Il governo trova 10 miliardi per la crescita

RomaI numeri sono rimasti ballerini fino all'ultimo momento. A poche ore dal Consiglio dei ministri chiamato ad approvare la Nota di aggiornamento del Documento di economia e finanza, Def, il ministero dell'Economia ha organizzato una riunione: i numeri non tornavano. E nel bel mezzo dell'incontro tecnico, l'Istat ha diffuso la previsione che anche nel terzo trimestre la crescita sarebbe stata negativa.

Il quadro di finanza pubblica disegnato dalla Nota di aggiornamento è «molto peggiorato rispetto al Def precedente», annuncia il ministro dell'Economia.
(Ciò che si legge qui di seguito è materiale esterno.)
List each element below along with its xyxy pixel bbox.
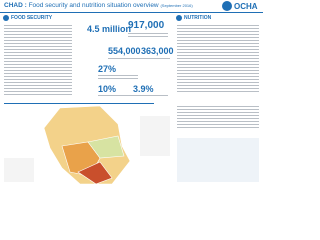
legend-box	[4, 158, 34, 182]
paragraph	[177, 106, 259, 130]
caption	[108, 58, 170, 61]
figure: 363,000	[141, 46, 174, 56]
map-title	[4, 103, 154, 106]
figure: 554,000	[108, 46, 141, 56]
figure: 10%	[98, 84, 117, 94]
caption	[98, 75, 138, 81]
header-title: CHAD : Food security and nutrition situa…	[4, 2, 193, 9]
chart-panel	[177, 138, 259, 182]
map	[4, 106, 170, 185]
caption	[128, 33, 168, 39]
paragraph	[177, 25, 259, 94]
figure: 3.9%	[133, 84, 154, 94]
nutrition-icon	[176, 15, 182, 21]
figure: 917,000	[128, 20, 165, 31]
title: Food security and nutrition situation ov…	[28, 2, 159, 9]
section-heading: FOOD SECURITY	[11, 15, 53, 21]
logo: OCHA	[234, 2, 258, 11]
country: CHAD :	[4, 2, 27, 9]
date: (September 2016)	[160, 3, 193, 8]
region	[77, 161, 113, 185]
section-heading: NUTRITION	[184, 15, 212, 21]
caption	[98, 95, 168, 98]
figure: 27%	[98, 64, 117, 74]
legend-box	[140, 116, 170, 156]
paragraph	[4, 25, 72, 97]
region	[87, 135, 125, 159]
logo-icon	[222, 1, 232, 11]
food-icon	[3, 15, 9, 21]
page: CHAD : Food security and nutrition situa…	[0, 1, 263, 185]
figure: 4.5 million	[87, 24, 132, 34]
header-rule	[0, 12, 263, 13]
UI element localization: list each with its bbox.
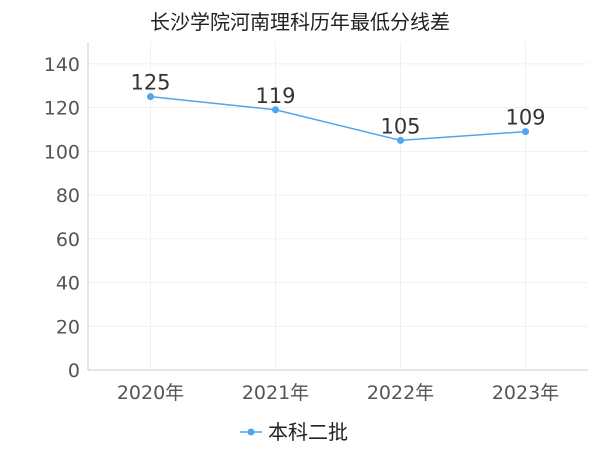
data-label: 125 xyxy=(130,71,170,95)
data-label: 105 xyxy=(380,114,420,138)
data-point[interactable] xyxy=(147,93,154,101)
chart-title: 长沙学院河南理科历年最低分线差 xyxy=(150,10,450,34)
x-tick-label: 2021年 xyxy=(242,382,309,404)
y-tick-label: 0 xyxy=(68,360,80,382)
data-point[interactable] xyxy=(522,128,529,136)
series-group: 125 119 105 109 xyxy=(130,71,546,144)
y-tick-label: 60 xyxy=(56,229,80,251)
y-tick-label: 80 xyxy=(56,185,80,207)
data-label: 119 xyxy=(255,84,295,108)
series-line xyxy=(150,95,526,142)
y-tick-label: 40 xyxy=(56,273,80,295)
y-tick-label: 20 xyxy=(56,316,80,338)
x-tick-label: 2023年 xyxy=(492,382,559,404)
legend-label: 本科二批 xyxy=(268,420,348,444)
data-point[interactable] xyxy=(272,106,279,114)
data-label: 109 xyxy=(505,106,545,130)
legend-marker-icon xyxy=(247,428,255,436)
x-axis-ticks: 2020年 2021年 2022年 2023年 xyxy=(117,382,559,404)
y-tick-label: 100 xyxy=(44,141,80,163)
x-tick-label: 2022年 xyxy=(367,382,434,404)
legend[interactable]: 本科二批 xyxy=(240,420,348,444)
data-point[interactable] xyxy=(397,136,404,144)
y-tick-label: 140 xyxy=(44,54,80,76)
y-tick-label: 120 xyxy=(44,98,80,120)
axes xyxy=(87,42,588,371)
x-tick-label: 2020年 xyxy=(117,382,184,404)
y-axis-ticks: 0 20 40 60 80 100 120 140 xyxy=(44,54,80,382)
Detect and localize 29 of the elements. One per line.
Quest'anno la crescita sarà negativa per lo 0,3%. E il deficit rimarrà al 3%. Il debito salirà quest'anno al 131,7%, e il prossimo al 133,4%. Lo stesso documento presuppone che il pil del 2015 cresca almeno dello 0,5%; nonostante i timori dell'Istat a riguardo. Ne consegue che il deficit tendenziale del prossimo anno si dovrebbe fermare - nei programmi del Mef - al 2,2%, rispetto all'1,8% programmato. Come a dire: se il governo non intervenisse in alcun modo sui conti pubblici, il deficit scenderebbe al 2,2%.

Ma non sarà così. Come sottolineato più volte da Renzi e da Padoan, il governo punta a portare il deficit programmato al 2,9%. Ne consegue che avrà uno 0,7% di pil a disposizione per finanziare le misure a favore della crescita. Vale a dire, 10,5 miliardi. Più o meno il costo per la finanza pubblica degli 80 euro. Questa voce coprirà circa il 50% della manovra del 2015. Il resto verrà da un taglio della spesa dei ministeri ed enti locali (6/8 miliardi) e da misure finanziarie una tantum (2/4 miliardi). Sembra sia stata accantonata l'ipotesi di utilizzare nella manovra - sottoforma di nuova spesa - i 6 miliardi di riduzione dello spread.

La Nota di aggiornamento tra le righe annuncia che la correzione strutturale del deficit sarà limitata allo 0,2%, contro lo 0,5% chiesto dai Trattati europei: arriverà dal prossimo anno, dice Padoan. E il pareggio di bilancio ci sarà nel 2017. Da un punto di vista tecnico, la crescita del pil inferiore ai livelli previsti (dall'1 allo 0,5%) consente all'Italia di ammorbidire gli interventi per rispettare sia la riduzione strutturale del deficit (02, contro 0,5%) sia il livello di disavanzo nominale (2,9, contro l'1,8%). Pertanto, la Commissione europea non dovrebbe - in virtù della congiuntura negativa - avviare una procedura d'infrazione per il mancato rispetto dei valori programmati. Salvo che a Bruxelles non prendano in considerazione un altro indicatore: il pil potenziale.

Da notare che questi livelli di deficit sono stati resi possibili grazie alla rivalutazione del pil, operato attraverso il calcolo del contributo alla ricchezza determinato da prostituzione e droga. Al Mef hanno calcolato che i due fenomeni hanno contribuito ad aumentare dello 0,2% il profilo storico del pil. Potrebbe essere un boomerang qualora la Commissione dovesse prendere in considerazione il pil potenziale.